По воле ветра - стр. 5
Женщину привозили к церкви на машине, так что я не думаю, будто она делала это из невозможности расплатиться. К тому же, размер свечи не имеет значения…
Свечи стоят денег, искренность не имеет цены.
Потрясённая услышанным, я молчала. Лягушки, не понимая, окончен ли вечер, ожидали ясности, и не спешили ставить густой воздух сумерек на огонь, по-крайней мере, бульканья слышно не было. И, даже дождавшись финала, не решились сразу возобновить банальную, простительную для честной жизни, возню.
– Нас воодушевляют чужие горести. И мы спешим скорее делать то, что откладывали на извечное, не имеющее сроков, «потом». Мы завидуем соседским радостям, ибо у нас – только свои, привычные и незаметные от того давно. Но, случайно замеченная ложь, заставляет нас говорить правду, даже если нет в том нужды.
Порыв ветра сдунул чёлку леса с помрачневшего чела неба.
Комары, стараясь наверстать вынужденное в жару безделье, принялись ставить пропущенные днём уколы. Нам пора было идти в дом.
Загадка
Тихо ступая, рассвет возжёг холодную лампаду кубышки, а затем подсветил изнутри вишнёвые косточки поспевших уже ягод, по одной. Рубиновая мякоть так трогательно теплится наивными огоньками, что птицы, между желанием насладиться лакомством и приятным видом, выбирают последнее. Полуденный жар непременно сморщит нежную кожу пухлых вишнёвых щёк, и тогда уж не так обидно будет… съесть их.

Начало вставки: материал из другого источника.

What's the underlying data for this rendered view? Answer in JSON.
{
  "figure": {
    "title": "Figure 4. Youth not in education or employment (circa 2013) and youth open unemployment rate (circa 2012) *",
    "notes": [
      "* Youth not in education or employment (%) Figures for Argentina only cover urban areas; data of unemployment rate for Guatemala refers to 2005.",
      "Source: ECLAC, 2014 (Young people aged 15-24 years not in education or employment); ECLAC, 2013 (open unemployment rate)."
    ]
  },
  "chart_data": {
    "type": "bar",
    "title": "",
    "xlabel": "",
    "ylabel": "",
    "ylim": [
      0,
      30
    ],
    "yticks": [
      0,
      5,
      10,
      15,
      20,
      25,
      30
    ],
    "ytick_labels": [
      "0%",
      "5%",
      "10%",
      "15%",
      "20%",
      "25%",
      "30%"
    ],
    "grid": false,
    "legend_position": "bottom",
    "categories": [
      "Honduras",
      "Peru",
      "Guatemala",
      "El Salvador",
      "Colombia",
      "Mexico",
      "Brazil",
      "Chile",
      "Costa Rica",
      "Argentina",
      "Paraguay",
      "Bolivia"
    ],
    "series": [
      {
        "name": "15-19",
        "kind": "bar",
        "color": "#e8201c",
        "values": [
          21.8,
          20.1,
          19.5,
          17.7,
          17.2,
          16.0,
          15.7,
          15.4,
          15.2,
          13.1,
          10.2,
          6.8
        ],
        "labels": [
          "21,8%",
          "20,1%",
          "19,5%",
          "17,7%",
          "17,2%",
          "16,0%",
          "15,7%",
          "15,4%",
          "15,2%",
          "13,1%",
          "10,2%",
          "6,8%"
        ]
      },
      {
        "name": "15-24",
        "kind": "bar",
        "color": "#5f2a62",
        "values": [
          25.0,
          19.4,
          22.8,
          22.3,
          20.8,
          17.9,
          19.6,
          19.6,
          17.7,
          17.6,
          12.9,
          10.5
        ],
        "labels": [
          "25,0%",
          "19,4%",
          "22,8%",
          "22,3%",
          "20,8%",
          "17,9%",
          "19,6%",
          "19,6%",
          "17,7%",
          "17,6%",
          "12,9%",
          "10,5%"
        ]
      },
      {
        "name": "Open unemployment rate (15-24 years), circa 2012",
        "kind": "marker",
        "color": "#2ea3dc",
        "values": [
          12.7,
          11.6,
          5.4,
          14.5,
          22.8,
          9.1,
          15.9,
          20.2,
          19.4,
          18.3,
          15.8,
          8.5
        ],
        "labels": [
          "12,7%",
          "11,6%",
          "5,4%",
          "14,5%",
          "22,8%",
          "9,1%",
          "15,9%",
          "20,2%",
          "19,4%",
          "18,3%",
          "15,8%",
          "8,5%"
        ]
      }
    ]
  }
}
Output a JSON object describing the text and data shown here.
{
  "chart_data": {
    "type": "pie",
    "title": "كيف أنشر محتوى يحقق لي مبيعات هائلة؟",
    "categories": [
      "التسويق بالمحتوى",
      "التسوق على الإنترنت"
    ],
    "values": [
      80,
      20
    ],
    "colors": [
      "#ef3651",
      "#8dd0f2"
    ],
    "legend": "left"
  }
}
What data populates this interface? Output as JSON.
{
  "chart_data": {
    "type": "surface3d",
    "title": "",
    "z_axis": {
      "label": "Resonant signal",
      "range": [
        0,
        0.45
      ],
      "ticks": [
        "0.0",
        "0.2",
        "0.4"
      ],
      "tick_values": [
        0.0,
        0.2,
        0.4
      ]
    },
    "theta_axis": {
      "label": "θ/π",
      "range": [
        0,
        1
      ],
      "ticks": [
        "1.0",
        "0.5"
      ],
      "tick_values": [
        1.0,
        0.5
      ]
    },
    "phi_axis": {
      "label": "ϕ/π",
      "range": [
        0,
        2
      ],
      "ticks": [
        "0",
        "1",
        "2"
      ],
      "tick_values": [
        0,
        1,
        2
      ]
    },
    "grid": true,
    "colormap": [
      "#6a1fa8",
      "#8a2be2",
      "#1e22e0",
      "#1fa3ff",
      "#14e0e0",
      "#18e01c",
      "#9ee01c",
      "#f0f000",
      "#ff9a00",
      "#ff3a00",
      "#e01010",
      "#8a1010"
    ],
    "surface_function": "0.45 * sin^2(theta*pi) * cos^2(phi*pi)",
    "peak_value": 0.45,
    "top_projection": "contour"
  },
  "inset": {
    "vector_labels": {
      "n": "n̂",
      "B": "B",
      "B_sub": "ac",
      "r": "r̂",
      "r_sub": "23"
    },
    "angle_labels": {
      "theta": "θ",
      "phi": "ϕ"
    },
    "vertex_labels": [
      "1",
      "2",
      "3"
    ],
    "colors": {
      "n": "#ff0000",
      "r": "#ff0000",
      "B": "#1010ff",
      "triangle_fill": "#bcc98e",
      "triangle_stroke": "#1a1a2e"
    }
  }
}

– Подлей воды в бочку – просит вдруг дед.
Я тут же подхватываю ведро и вприпрыжку бегу к колодцу. Я даже напеваю из-за того, что он обратился ко мне сам, а не через бабушку, которая, передавая поручения деда, всегда глядит поверх моей головы. То ли от жалости или смущения, то ли ещё от чего.
Над колодцем совсем недавно поставили навес, приладили ворот, и я теперь тоже могу носить воду. А вот с прежним, с журавлём, длиннющей палкой, на конец которой цепляли ведро, справиться не удавалось никак. Дед говорил, что у меня «руки коротки». Эти слова очень обижали меня, и я уходил на огород, где пытался отмерить величину рук веткой крапивы, сравнивая по-отдельности: запястья, ладони, плечи. От того кожа покрывалась мелкими пузырьками, которые я расчёсывал во сне, а озабоченная моей вознёй бабушка, перетряхивала постель поутру, выбивая её с особенным тщанием, отыскивая причину, которая заставляла её любимого внука ворочаться.
Подбежав к колодцу, я ухватился за горячую ручку, отполированную вращением десятков натруженных ладоней, и стал медленно крутить. Конечно, я знал, что, легонько толкнув барабан на себя, можно лихо стукнуть ведром о воду, но делать этого не стал. Мне было приятно ощущать невесомую тяжесть ведра, чувствовать его волнение перед встречей с густым ледяным дном воды, которая кашляла от собственной сырости где-то там, внизу.